Наконец, Рогнеда утёрла слезы и осмотрела, как будто опустевшую избу. Вот стол, на котором не бывало муки – лишь коренья и ягоды. Вот, засушенные пучки трав, всех, какие только можно сыскать в здешних лесах. А тут сундучок, на замок закрытый. В этом сундуке у старицы самые опасные склянки хранились.

Посмотрев на сундучок, Рогнеда удивлённо моргнула. Ключ от замка старица всегда на шее носила, даже на подвески к Самайну никогда не отдавала. Так что же он делает в замочной скважине?

«Она тебя ждала. Знала, что всё поймешь и вернёшься», – Рогнеде показалось, что эти слова прошептало дерево остролиста, погладив ветвями окно.

За дверью послышались шаги.

Рогнеда вскочила с колен, выдернула ключ из замка, и сжала его в руке так крепко, что побелели костяшки.

В избу вошли староста с женой и Локка.

Со скорбным лицом староста поклонился уже почившей травнице, и повернулся к Рогнеде:

– Будешь присматривать за избой. И дело её продолжать. Поняла?

Северянка кивнула, стараясь не разреветься с новой силой.

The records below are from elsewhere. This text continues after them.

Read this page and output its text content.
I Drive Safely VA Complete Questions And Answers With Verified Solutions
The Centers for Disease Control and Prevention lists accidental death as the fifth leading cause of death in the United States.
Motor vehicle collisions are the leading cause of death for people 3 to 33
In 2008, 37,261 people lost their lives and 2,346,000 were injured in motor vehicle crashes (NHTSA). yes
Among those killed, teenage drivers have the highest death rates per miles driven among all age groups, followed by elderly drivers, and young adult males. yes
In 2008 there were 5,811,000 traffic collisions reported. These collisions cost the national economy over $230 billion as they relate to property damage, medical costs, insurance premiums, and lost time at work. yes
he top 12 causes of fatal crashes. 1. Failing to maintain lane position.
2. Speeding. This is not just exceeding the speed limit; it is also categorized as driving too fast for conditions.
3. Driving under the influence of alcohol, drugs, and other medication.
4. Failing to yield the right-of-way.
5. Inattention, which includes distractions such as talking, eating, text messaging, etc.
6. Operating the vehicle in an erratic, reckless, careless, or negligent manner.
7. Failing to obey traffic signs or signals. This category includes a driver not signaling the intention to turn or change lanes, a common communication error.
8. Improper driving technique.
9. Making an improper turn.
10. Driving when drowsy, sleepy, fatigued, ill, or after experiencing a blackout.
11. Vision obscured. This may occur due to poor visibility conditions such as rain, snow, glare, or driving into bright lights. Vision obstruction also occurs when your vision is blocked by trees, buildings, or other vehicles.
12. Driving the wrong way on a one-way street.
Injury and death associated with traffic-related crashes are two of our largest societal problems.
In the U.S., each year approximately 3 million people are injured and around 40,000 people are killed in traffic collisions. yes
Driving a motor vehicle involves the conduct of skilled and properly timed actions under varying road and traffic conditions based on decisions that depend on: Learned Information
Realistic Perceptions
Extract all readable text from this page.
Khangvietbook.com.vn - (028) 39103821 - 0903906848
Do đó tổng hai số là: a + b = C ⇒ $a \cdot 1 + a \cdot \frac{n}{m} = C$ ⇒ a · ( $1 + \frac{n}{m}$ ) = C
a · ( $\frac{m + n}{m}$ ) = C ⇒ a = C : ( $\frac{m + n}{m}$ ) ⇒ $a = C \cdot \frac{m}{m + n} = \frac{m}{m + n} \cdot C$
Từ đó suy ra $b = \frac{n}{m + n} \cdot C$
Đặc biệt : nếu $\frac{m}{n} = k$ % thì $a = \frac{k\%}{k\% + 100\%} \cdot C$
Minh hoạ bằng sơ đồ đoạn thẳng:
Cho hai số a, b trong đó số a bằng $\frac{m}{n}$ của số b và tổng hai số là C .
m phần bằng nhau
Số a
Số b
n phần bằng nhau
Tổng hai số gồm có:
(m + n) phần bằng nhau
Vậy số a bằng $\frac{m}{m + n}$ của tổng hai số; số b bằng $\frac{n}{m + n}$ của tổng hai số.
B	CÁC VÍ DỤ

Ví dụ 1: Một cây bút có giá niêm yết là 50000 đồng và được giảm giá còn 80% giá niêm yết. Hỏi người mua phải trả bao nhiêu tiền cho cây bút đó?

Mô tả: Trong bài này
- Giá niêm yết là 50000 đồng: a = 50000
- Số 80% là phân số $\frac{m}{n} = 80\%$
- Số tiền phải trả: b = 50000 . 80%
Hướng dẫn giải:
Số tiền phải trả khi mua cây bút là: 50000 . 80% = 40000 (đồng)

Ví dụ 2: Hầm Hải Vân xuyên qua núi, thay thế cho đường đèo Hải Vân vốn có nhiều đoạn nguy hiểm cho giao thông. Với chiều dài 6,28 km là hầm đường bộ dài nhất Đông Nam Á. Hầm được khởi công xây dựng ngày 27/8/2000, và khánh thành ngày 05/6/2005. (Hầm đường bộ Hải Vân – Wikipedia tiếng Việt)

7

Вся деревня погрузилась в мрачную тишину, когда сжигали тело старицы. Она, как и северяне, осталась для них чужачкой, но эта чужачка спасла слишком много жизней, отдала всю себя другим и даже ушла тихо, чтоб никому хлопот не доставить.

Её уважали, любили, боялись. Она была матерью всем и никому.

Она была их старицей. Ей доверяли, и проводили со всеми почестями.

А когда по деревне разнеслась весть, что Рогнеда теперь травница-ворожея, то у всех сразу болячки прошли, да нужды в травах не сталось. Вот, какими чудодейственными средствами обладает снадобье под названием: «недоверие к лекарю».

Северянку такой расклад не печалил. Меньше всего на свете ей хотелось занимать место старицы в сердцах людей. Только вот у самой Рогнеды сердце было не на месте.

Ей хотелось помогать людям. Продолжать дело травяной бабушки. Но страшно было… Вдруг, не выйдет? Испортит? Погубит? Как жить потом с этим?

Слишком взрослые и тревожные вопросы роились в голове северянки. И найти ответы, было не дано. По крайней мере, пока люди не перебороли свою недоверчивость к новой травнице.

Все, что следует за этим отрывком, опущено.